Abstract

Purpose. To analyze the clinical and functional results of vitreoretinal operations in patients with type II diabetes mellitus and diabetic retinopathy (DR).Materials and methods. A retrospective analysis of vitreoretinal surgery outcomes in DR was performed in 421 patients (421 eyes), with type II diabetes mellitus and DR, with no previous history of retinal laser coagulation. The follow-up period was at least 4 years. Patients were divided into two groups depending on the postoperative course of the disease. Group I included 338 patients (338 eyes) with a single vitreoretinal intervention followed by stabilization of the pathological changes over the whole follow-up period. Group II consisted of 83 patients (83 eyes), ca. 20 % of the cohort, with repeated vitreoretinal operations required by DR progression. In addition, the groups were analyzed according to the best corrected visual acuity (BCVA).Results. The initial BCVA of less than 0.1 was noted in 69 % of cases in Group I with a single surgery while that in Group II claimed 80.7 % of cases. By the 6th month, BCVA values revealed an average increase from 0.05 to 0.20 in Group I and an average increase from 0.05 to 0.08 in group II. In Group I, at the end of the follow-up the mean BCVA remained stable and was higher than before the operation, while in Group II it dropped and remained significantly lower than in Group I. Also, by the end of the follow-up the patients given a single vitreoretinal intervention whose BCVA was below 0.1 showed an increase in the mean BCVA value, whilst those with initial BCVA of 0.4–0.6 showed BCVA stabilization.
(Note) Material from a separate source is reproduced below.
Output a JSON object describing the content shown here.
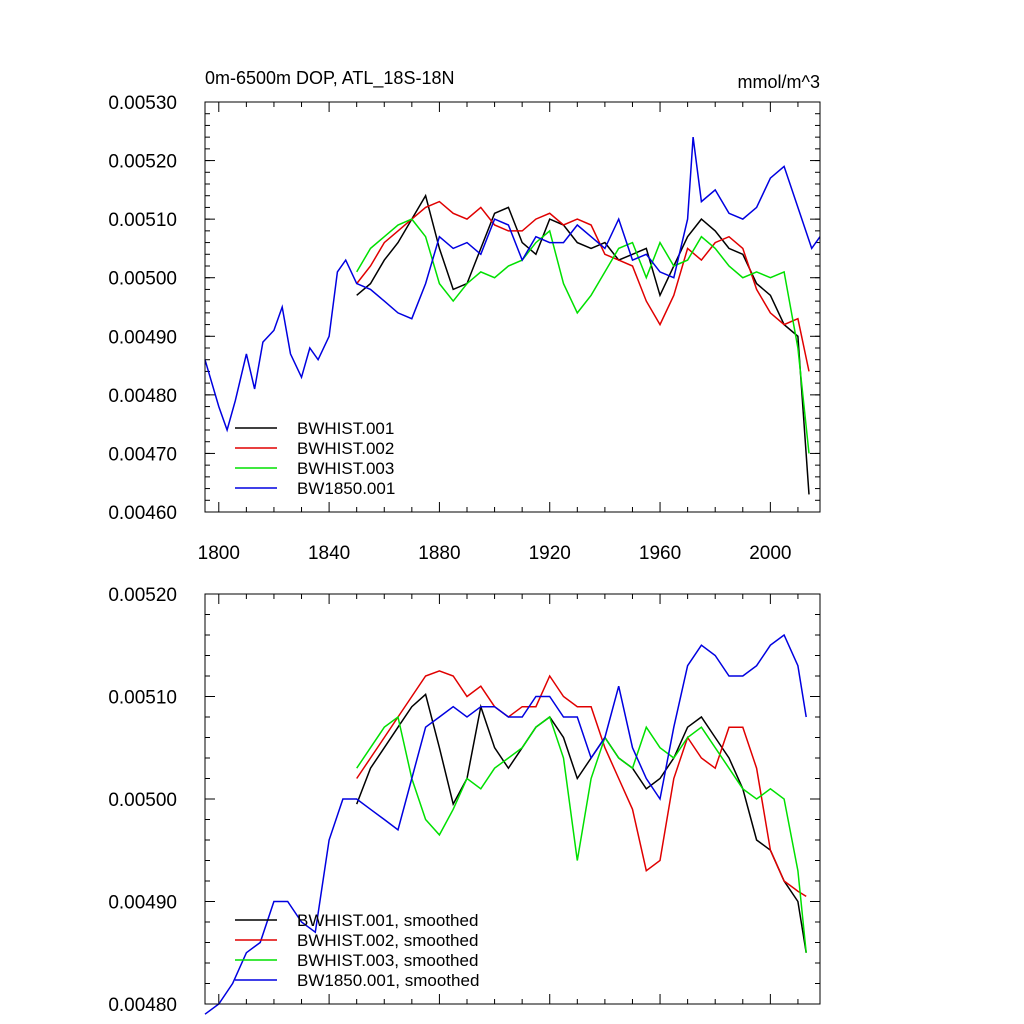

Patients with repeated operations and initial BCVA below 0.1 showed no noticeable BCVA changes but those with BCVA 0.1–0.6 revealed a drop.Conclusions. Modern technologies of vitreoretinal surgery of severe DR stages ensure a stable anatomical outcome following a single surgery in 80 % of cases, a stable functional result in 59 % of cases. In 20 % of cases, relapses and the need for repeated operations are associated with the initially more pronounced diabetic alterations of the retina, probably due to the patients’ late referral. Timely detection of DR and referral of such patients to a specialized ophthalmology center is a necessary task.